No caso do banco público, todo este montante está reconhecido como perdido – foram constituídas imparidades ao longo dos anos, cobrindo as perdas que se antevia que aí vinham. Ou seja, ao longo dos últimos anos, a Artlant já foi penalizando os resultados da instituição financeira, tal como a La Seda, de que a CGD era accionista e cuja participação está, há anos, reconhecida como perdida. O dossiê começou na administração de Carlos Santos Ferreira, mas a inauguração acontece já com Fernando Faria de Oliveira à frente do banco. O PER ocorre com José de Matos à frente da CGD, tendo passado depois por António Domingues e Paulo Macedo.
A venda na insolvência
A alienação da Artlant é uma hipótese há vários anos. Mas não era fácil: a estimativa da administração, com membros da Caixa Capital e da Portugal Ventures, era a de que seria exigido um investimento de 150 milhões de euros para que voltasse a operar normalmente. No âmbito da insolvência, a comissão de credores da Artlant aceitou vender a unidade fabril: 25 milhões de euros era o montante mínimo. Houve conversas, mas só uma proposta final: da Indorama Ventures.
Na prática, não é a Artlant que é vendida: são os seus activos – o equipamento, o direito de superfície, os perto de 100 contratos de trabalho. O pagamento de 28 milhões, preço que o grupo tailandês se propõe a entregar (tem até ao final do ano para fazê-lo), vai para a massa insolvente que mantém todos os credores mas ficou esvaziada de activos.
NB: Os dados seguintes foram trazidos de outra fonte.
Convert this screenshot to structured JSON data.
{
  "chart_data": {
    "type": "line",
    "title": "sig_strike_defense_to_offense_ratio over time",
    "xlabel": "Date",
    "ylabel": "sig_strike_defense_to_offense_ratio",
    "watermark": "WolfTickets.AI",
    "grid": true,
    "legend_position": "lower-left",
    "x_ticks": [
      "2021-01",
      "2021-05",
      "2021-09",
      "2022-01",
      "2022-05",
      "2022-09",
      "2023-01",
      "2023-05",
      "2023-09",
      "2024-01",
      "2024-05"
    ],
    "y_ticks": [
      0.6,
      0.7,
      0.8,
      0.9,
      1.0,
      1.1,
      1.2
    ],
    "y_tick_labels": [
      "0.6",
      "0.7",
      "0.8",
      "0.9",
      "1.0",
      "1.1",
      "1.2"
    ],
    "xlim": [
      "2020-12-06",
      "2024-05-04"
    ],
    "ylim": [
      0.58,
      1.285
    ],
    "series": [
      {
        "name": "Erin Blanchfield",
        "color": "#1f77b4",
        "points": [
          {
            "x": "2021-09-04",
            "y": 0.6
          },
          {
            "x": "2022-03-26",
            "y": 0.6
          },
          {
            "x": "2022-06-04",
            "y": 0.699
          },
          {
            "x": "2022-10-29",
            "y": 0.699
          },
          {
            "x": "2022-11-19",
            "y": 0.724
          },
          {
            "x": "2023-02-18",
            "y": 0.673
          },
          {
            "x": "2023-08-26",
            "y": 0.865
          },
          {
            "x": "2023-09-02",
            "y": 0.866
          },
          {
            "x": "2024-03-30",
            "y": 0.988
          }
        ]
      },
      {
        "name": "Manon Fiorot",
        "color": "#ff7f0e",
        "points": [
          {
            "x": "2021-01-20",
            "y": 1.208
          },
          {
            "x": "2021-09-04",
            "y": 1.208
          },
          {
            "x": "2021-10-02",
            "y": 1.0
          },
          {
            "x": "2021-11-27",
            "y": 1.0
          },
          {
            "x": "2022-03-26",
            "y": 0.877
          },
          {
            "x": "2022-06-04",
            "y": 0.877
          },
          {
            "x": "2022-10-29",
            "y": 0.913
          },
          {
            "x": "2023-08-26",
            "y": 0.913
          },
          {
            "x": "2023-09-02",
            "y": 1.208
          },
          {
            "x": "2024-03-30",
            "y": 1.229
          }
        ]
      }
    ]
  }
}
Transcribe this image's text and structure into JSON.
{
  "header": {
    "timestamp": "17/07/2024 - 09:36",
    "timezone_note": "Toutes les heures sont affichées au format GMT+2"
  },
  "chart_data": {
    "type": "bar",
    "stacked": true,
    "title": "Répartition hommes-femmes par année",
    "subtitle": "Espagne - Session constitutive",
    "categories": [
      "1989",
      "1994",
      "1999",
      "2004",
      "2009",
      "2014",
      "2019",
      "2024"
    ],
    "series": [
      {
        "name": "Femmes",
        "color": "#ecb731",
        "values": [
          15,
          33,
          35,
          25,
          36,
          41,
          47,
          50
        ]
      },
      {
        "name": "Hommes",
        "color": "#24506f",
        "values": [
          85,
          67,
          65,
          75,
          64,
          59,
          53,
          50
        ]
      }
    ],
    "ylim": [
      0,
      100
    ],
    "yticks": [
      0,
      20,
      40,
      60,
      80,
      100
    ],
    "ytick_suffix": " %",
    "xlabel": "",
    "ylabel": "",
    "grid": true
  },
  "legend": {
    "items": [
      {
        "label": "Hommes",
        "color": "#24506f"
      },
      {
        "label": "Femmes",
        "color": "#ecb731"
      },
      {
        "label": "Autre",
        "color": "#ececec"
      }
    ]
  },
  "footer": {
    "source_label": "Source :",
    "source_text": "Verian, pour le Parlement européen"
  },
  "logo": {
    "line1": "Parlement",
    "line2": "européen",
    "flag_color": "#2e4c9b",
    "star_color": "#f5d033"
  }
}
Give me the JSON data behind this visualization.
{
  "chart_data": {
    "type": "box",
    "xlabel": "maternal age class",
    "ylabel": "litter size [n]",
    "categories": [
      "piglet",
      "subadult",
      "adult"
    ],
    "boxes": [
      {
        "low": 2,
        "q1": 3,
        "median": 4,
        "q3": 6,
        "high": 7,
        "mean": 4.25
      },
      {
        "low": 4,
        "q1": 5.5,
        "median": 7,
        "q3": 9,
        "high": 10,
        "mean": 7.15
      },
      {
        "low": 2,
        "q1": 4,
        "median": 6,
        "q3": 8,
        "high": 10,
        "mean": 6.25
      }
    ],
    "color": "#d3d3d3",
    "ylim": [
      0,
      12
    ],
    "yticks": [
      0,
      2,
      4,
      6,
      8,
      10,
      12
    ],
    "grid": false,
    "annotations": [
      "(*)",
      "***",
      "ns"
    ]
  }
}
A CGD tem o crédito garantido e, à partida, a senioridade dos créditos, logo é a instituição financeira de capitais públicos que recebe aqueles 28 milhões de euros.
Há, no entanto, outros credores com que o grupo tailandês vai continuar a operar, desde logo a Artelia Ambiente, que vai fornecer a energia e o vapor e as outras "utilities" necessárias para a actividade.
O grupo tailandês, como noticiado pelo Negócios, propõe-se agora a investir mais de 120 milhões de euros em Sines, para viabilizar uma fábrica onde produzirá PTA, que irá permitir depois fornecer as suas unidades de PET.